Whether this was true or not, he was not always completely sure; but the storms were gradually dying in his heart, and he thought it was true most of the time. Certainly he did his best to make it true. Mabel was a thoroughly sweet and decent person, and he had no intention of letting his marriage become like so many he could see around him, a few islands of ease in a sea of tension.
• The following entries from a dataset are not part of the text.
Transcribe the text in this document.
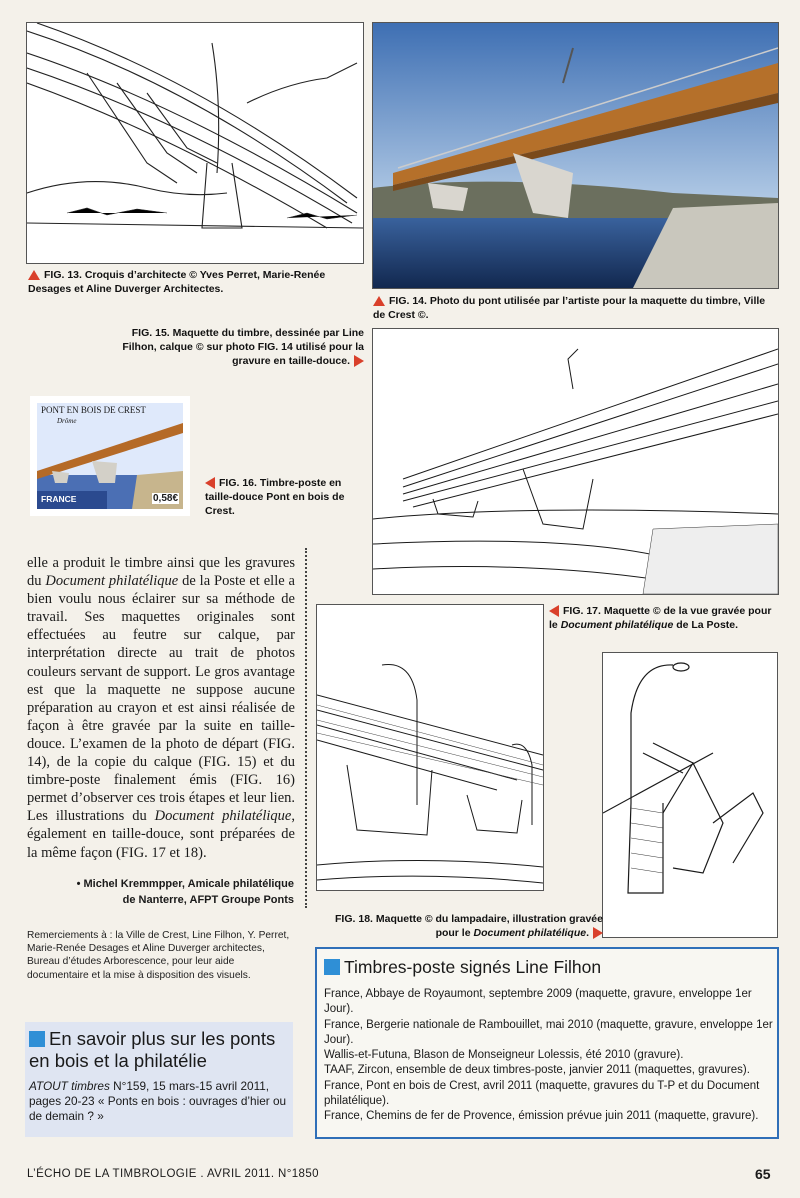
FIG. 13. Croquis d’architecte © Yves Perret, Marie-Renée Desages et Aline Duverger Architectes.
FIG. 14. Photo du pont utilisée par l’artiste pour la maquette du timbre, Ville de Crest ©.
FIG. 15. Maquette du timbre, dessinée par Line Filhon, calque © sur photo FIG. 14 utilisé pour la gravure en taille-douce.
PONT EN BOIS DE CREST
Drôme
FRANCE	0,58€
FIG. 16. Timbre-poste en taille-douce Pont en bois de Crest.

elle a produit le timbre ainsi que les gravures du Document philatélique de la Poste et elle a bien voulu nous éclairer sur sa méthode de travail. Ses maquettes originales sont effectuées au feutre sur calque, par interprétation directe au trait de photos couleurs servant de support. Le gros avantage est que la maquette ne suppose aucune préparation au crayon et est ainsi réalisée de façon à être gravée par la suite en taille-douce. L’examen de la photo de départ (FIG. 14), de la copie du calque (FIG. 15) et du timbre-poste finalement émis (FIG. 16) permet d’observer ces trois étapes et leur lien. Les illustrations du Document philatélique, également en taille-douce, sont préparées de la même façon (FIG. 17 et 18).

• Michel Kremmpper, Amicale philatélique
de Nanterre, AFPT Groupe Ponts
Remerciements à : la Ville de Crest, Line Filhon, Y. Perret, Marie-Renée Desages et Aline Duverger architectes, Bureau d’études Arborescence, pour leur aide documentaire et la mise à disposition des visuels.
FIG. 17. Maquette © de la vue gravée pour le Document philatélique de La Poste.
FIG. 18. Maquette © du lampadaire, illustration gravée pour le Document philatélique.
En savoir plus sur les ponts en bois et la philatélie
ATOUT timbres N°159, 15 mars-15 avril 2011, pages 20-23 « Ponts en bois : ouvrages d’hier ou de demain ? »
Timbres-poste signés Line Filhon
France, Abbaye de Royaumont, septembre 2009 (maquette, gravure, enveloppe 1er Jour).
France, Bergerie nationale de Rambouillet, mai 2010 (maquette, gravure, enveloppe 1er Jour).
Wallis-et-Futuna, Blason de Monseigneur Lolessis, été 2010 (gravure).
TAAF, Zircon, ensemble de deux timbres-poste, janvier 2011 (maquettes, gravures).
France, Pont en bois de Crest, avril 2011 (maquette, gravures du T-P et du Document philatélique).
France, Chemins de fer de Provence, émission prévue juin 2011 (maquette, gravure).
L’ÉCHO DE LA TIMBROLOGIE . AVRIL 2011. N°1850	65
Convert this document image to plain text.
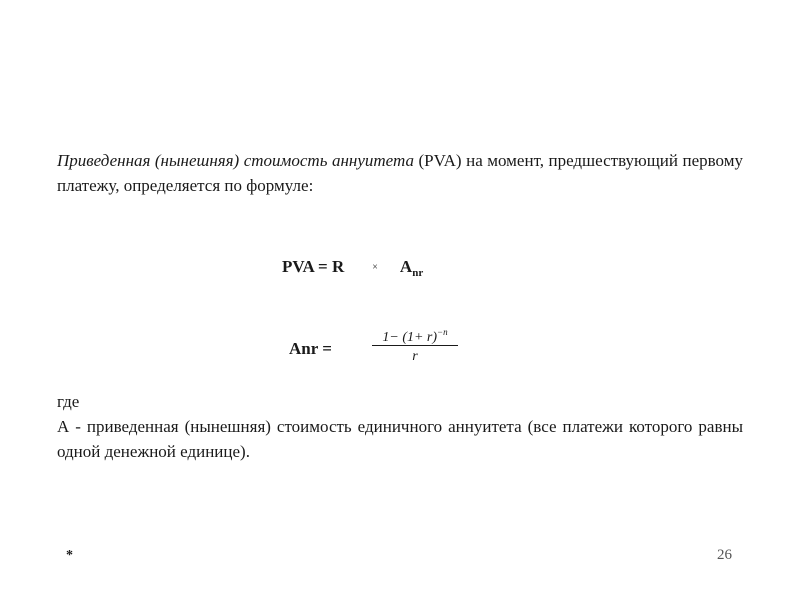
Приведенная (нынешняя) стоимость аннуитета (PVA) на момент, предшествующий первому платежу, определяется по формуле:

PVA = R	× $A_{nr}$
Anr =
$1- (1+ r)^{-n}$
r
где

А - приведенная (нынешняя) стоимость единичного аннуитета (все платежи которого равны одной денежной единице).

*	26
He devoted himself consciously to preventing this, and on the whole was quite happy with his bargain, fortified and strengthened as it was by time and circumstance and the public position in which he found himself which made a solid married life obligatory upon most ambitious men. How Lafe managed to be such a gay blade, coming from respectable Iowa, he could never understand until he happened to discuss the matter casually one day with a member of the Iowa delegation in the House. “What does the state think of all this chasing around?” he had asked humorously, and the Congressman shrugged. “They don’t hear about it,” he said, “and if they did, they wouldn’t believe it.” He sounded as though he really didn’t, either. Obviously it was a matter of faith.